Let’s face it, we need different words for singular and plural you. “Y’all” seems to work as a plural you in these parts, but “thou” sounds much cooler. Is anyone with me?
Nay.
I’m with you!
Wouldn’t that be “thee”?
No, the plurals would be “Ye,” “You,” “Your” and “Yours.”
I think an English T-V distinction would be fun.
I dunno,* “Holier than Y’all” *has a nice ring to it.
“Y’all” is so evocative, and instantly recognizable. “Thee” and “thou” and all Ththat have a lot of baggage. I say, aprés Miller, “nay x 2”.
How about we use thou for singular and y’all for plural and ditch you altogether? That’ll avoid confusion. What do y’all say?

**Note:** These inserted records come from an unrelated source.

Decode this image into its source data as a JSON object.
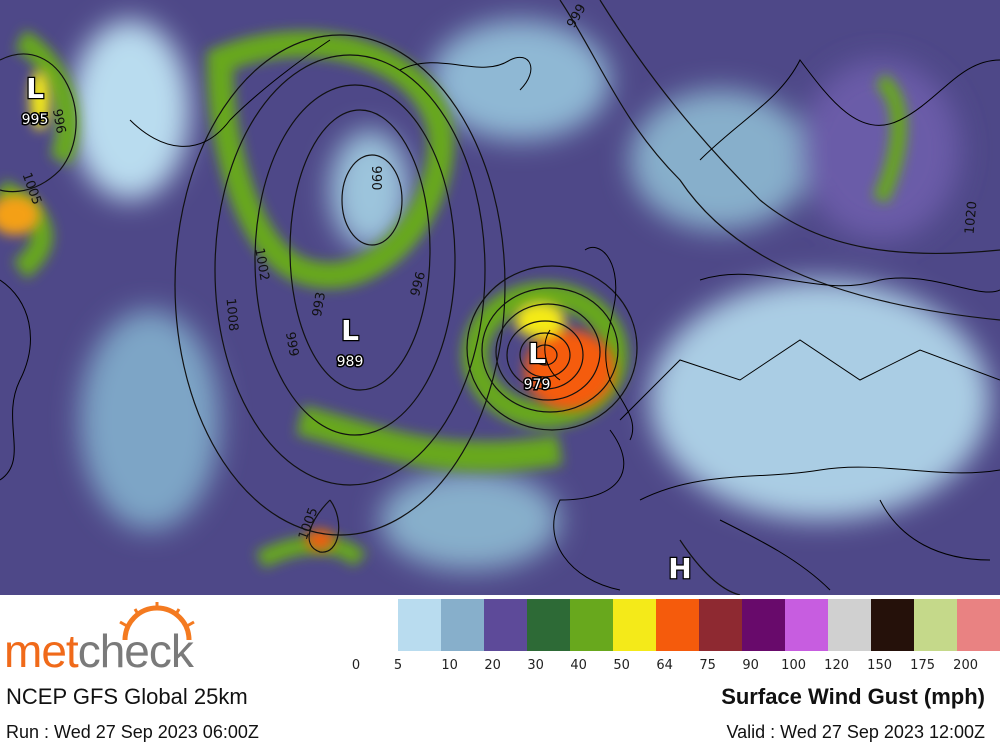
{
  "map": {
    "lows": [
      {
        "symbol": "L",
        "pressure": "995"
      },
      {
        "symbol": "L",
        "pressure": "989"
      },
      {
        "symbol": "L",
        "pressure": "979"
      }
    ],
    "high": {
      "symbol": "H"
    },
    "contour_labels": [
      "996",
      "1005",
      "999",
      "990",
      "1002",
      "1008",
      "993",
      "999",
      "996",
      "1005",
      "1020"
    ]
  },
  "legend": {
    "colors": [
      "#b9dcef",
      "#87afcb",
      "#5d4a99",
      "#2d6a36",
      "#68a81d",
      "#f4ea19",
      "#f55b0c",
      "#8e2931",
      "#680a6b",
      "#c75de0",
      "#d0d0d0",
      "#25110a",
      "#c5d98a",
      "#e98282"
    ],
    "labels": [
      "0",
      "5",
      "10",
      "20",
      "30",
      "40",
      "50",
      "64",
      "75",
      "90",
      "100",
      "120",
      "150",
      "175",
      "200"
    ]
  },
  "footer": {
    "logo_part1": "met",
    "logo_part2": "check",
    "model": "NCEP GFS Global 25km",
    "run": "Run : Wed 27 Sep 2023 06:00Z",
    "title": "Surface Wind Gust (mph)",
    "valid": "Valid : Wed 27 Sep 2023 12:00Z"
  }
}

But Anaamika was the first to agree with me, therefore she (or he) was with me alone, singular. Thou should know this.
She, please.
Shouldst, please. English is so darn sloppy about conjugation, we might as well start the fight-back here.
So we ditched the old singular (thou), and replaced it with the old plural (you), but then now we have the same word for singular and plural (you), so folks say something else for the plural (y’all), but that’s no good, so let’s replace the new plural with the old singular! Yes, it makes wonderful sense. Let’s do it
Absolutely not.
One of English’s advantages is that there is no difference between the formal and informal 2nd person pronouns. In other languages - French, German, Spanish, and many others - which pronoun you choose to address another person shows your station in contrast to theirs.
Parent to child.
Owner to pet.
Boss to worker.
Social superior to social inferior.
The loss of “thou” made the English language infinitely more democratic, and I like it that way.
Seriously, though, it won’t work. As others have said, you really need a word for “all of you”. Which I don’t understand why English doesn’t have one anyway.
phouka, in Hindi there are three forms of address - to a superior/parent, to an equal, and to a younger or a child. Though my parents like many others always used the formal version with me, so i would learn to use the formal version with others.
i do like “thou” in the language of love, though, and would love to use it in a romantic sense. I think he would just look at me funny, though.
I thought “you” wasn’t so much the old plural as the old “formal” form, which is the same in both singular and plural (like “vous” in French). And I was right (kind of) - “you” was the accusative case of “ye”, which is both plural and formal singular. Ye would talk to me, and I would talk to you.
Up in Yorkshire, of course, some people still use “tha” (thou) and “thee” (the accusative form; see I Predict a Riot by the Kaiser Chiefs). I like it, but it would sound horribly affected if I said it.
And I’m up for being revived.
Who said we were going to make thou plural? I was proposing it would take over the singular again.
From what I remember reading, it depended on the time and place. Sometimes you was plural, sometimes it was formal, and sometimes it was either. However, I said in my original post that I was interested in distinguishing singular and plural, not formal and informal. The latter is just unnecessary complication if you ask me. The former is necessary enough that we have regional slang taking care of the purpose.
If posting in old threads here is taboo, I apologize.
I would like to see “thou” come back too. I have been studying other IE languages for about a year now, and I am jealous of the T-V distinction; how you can address people intimately with just the use of a pronoun.
I like my native language a lot, but the more I study the others, the more it seems over-simplified and like the nuances and the fun parts have been cut out, like the fun parts are cut out of a condensed book or the TV version of a film.
So that’s why I’m dragging this thread up from the depths. (This is my first post, incidentally).
wuglife, welcome to the boards. It’s generally frowned upon to bring back old threads from the dead. We call these threads “zombies” and it’s something a lot of people hate. But you won’t get in any sort of trouble We hope you like it here!
Ye, you, thee and thou… too confusing for me!